The xpath of my elements are becoming extremely hard to read.

//div[@id='main_content']/div[2]/div[2]/div[2]/div[4]/table/tbody/tr[2]/td/form/fieldset/p[1]/input

It would be nice if I could store most of that as a variable and use it later like this:

| assertElementPresent | ${myForm} . /fieldset/p[1]/input |

Is something like this possible? It would make my tests so much easier to read!

+3  A: 

You really should anchor your selenium espressions in ID's of elements instead. In 2 months, no-one is going to have the faintest idea of what the xpath points to, especially if the test is broken at the time you need to find out. We routinely add id's to element just to make testing easier. We've learned to accept that we write java code in a special way to make it testable, and I think it's ok for HTML too.

krosenvold
I totally agree with you. The example I gave probably wasn't the best to show why I'm trying to accomplish this.

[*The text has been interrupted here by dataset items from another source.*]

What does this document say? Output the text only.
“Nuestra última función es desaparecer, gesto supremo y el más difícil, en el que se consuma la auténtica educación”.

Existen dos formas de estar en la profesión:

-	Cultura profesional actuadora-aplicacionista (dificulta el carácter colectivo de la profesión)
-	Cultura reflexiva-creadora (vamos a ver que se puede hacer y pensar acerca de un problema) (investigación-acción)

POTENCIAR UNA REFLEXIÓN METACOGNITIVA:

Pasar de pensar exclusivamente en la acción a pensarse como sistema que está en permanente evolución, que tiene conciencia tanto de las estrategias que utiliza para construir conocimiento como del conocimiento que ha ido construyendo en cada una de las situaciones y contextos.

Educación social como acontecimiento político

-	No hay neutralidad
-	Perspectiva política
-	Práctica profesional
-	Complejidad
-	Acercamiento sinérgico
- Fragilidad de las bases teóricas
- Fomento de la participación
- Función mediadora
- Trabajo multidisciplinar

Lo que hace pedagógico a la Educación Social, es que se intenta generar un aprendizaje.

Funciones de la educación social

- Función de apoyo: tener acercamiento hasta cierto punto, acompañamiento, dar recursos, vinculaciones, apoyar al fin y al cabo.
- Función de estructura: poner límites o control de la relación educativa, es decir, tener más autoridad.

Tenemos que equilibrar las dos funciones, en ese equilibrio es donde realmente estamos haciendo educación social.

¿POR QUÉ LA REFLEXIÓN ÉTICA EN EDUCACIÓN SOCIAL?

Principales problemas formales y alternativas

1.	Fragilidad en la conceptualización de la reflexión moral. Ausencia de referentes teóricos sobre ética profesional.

The reason I'm trying to do this is because the element IDs are randomly generated, so I don't know what they are.
Andrew
Well you can anchor further down in the dom structure, or make som id's you know about
krosenvold
If the id's are coming out of business data you can add positional id's somewhere nearby
krosenvold
A: 

You could just write:

store | //div[@id='main_content']/div[2]/div[2]/div[2]/div[4]/table/tbody/tr[2]/td/form | myForm
assertElementPresent | xpath=${myForm}/fieldset/p[1]/input

As Krosenvold said, however, long xpaths can be pretty fragile. If your concerned about readability in your code, and want all your locators in one file where you can make cascading changes, you might want to consider using an UI-Element map.